The fact McCarthy was an older woman—a former high school teacher at that—working in a well-trod idiom led many to dismiss her, says Wynick. The gallery faced flak when they took McCarthy on in 1978, a time when photo-based and installation art was the vogue. “But the quality won us over,” she says.
McCarthy was well aware her work was out of fashion. “My paintings are so legible, I feel guilty,” she joked to the Toronto Star in 1999. Not that she gave a fig: “Most artists make the mistake of feeling they should be doing what other artists are doing instead of what they do best.”
“She’s always been out of style except for those people who buy her paintings,” says Toronto collector Alan Bryce, who bought his first McCarthy in 1987. Over the years, McCarthy’s prices have risen slowly but steadily, as she amassed an avid following. In 2008, her 1964 oil Home fetched $57,000 at Sotheby’s in Toronto, a record price for her work at auction. (Prices at the Wynick-Tuck show range from $950 for a woodcut to $68,000 for an oil.) Bryce says he tried to summon interest for a retrospective at the National Gallery, with no luck. “Doris once said she’d stay alive to see that show,” he says.
McCarthy was thrilled that her namesake gallery was mounting Roughing it in the Bush, reports guest curator Nancy Campbell, who unearthed never-shown hard-edged abstracts from the ’60s and early ’70s, which she has masterfully mixed with works from other periods.
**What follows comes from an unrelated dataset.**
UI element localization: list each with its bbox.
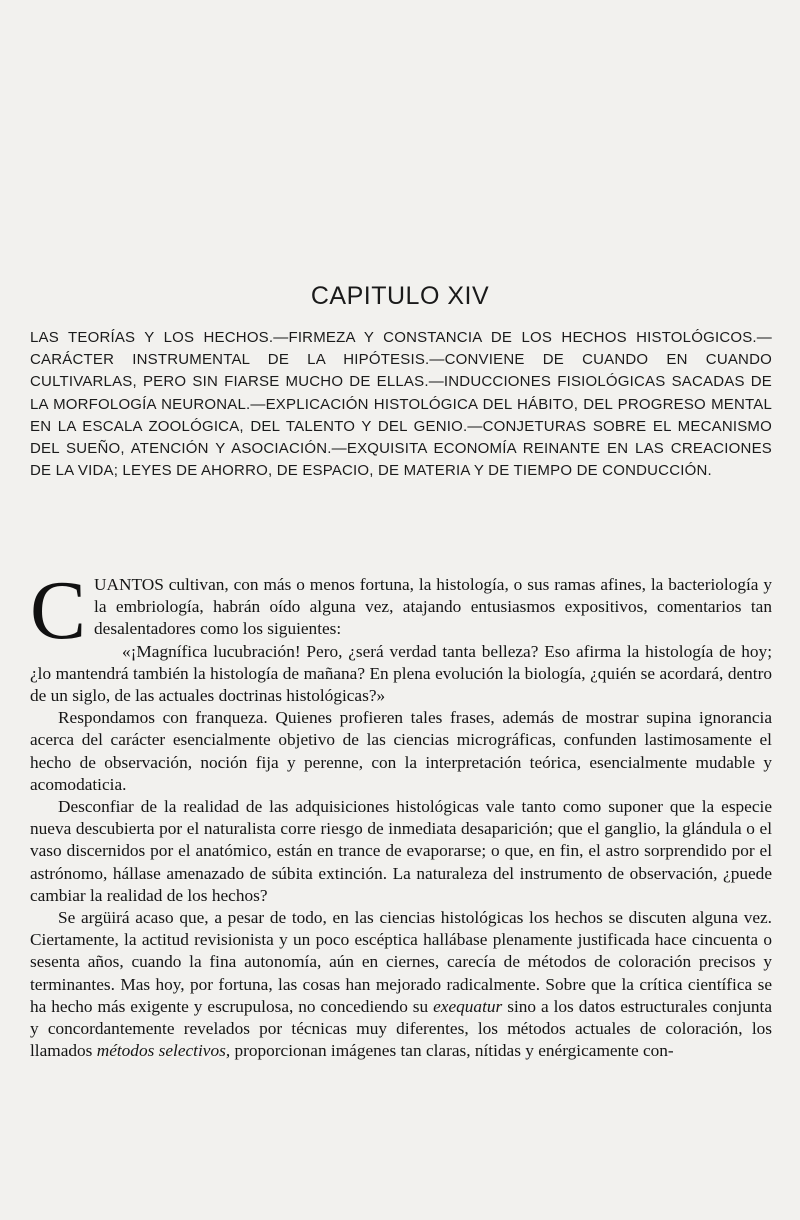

The experience left her with a new appreciation of McCarthy’s work, Campbell says. “I want people to see that she really did have a unique place in the lexicon.” But were it not for McCarthy’s longevity, the show would never have happened, Campbell believes: “Would we be looking so closely if she had died 20 years ago?” The answer, of course, is no. Which means that even at age 100, Doris McCarthy is still delivering art lessons.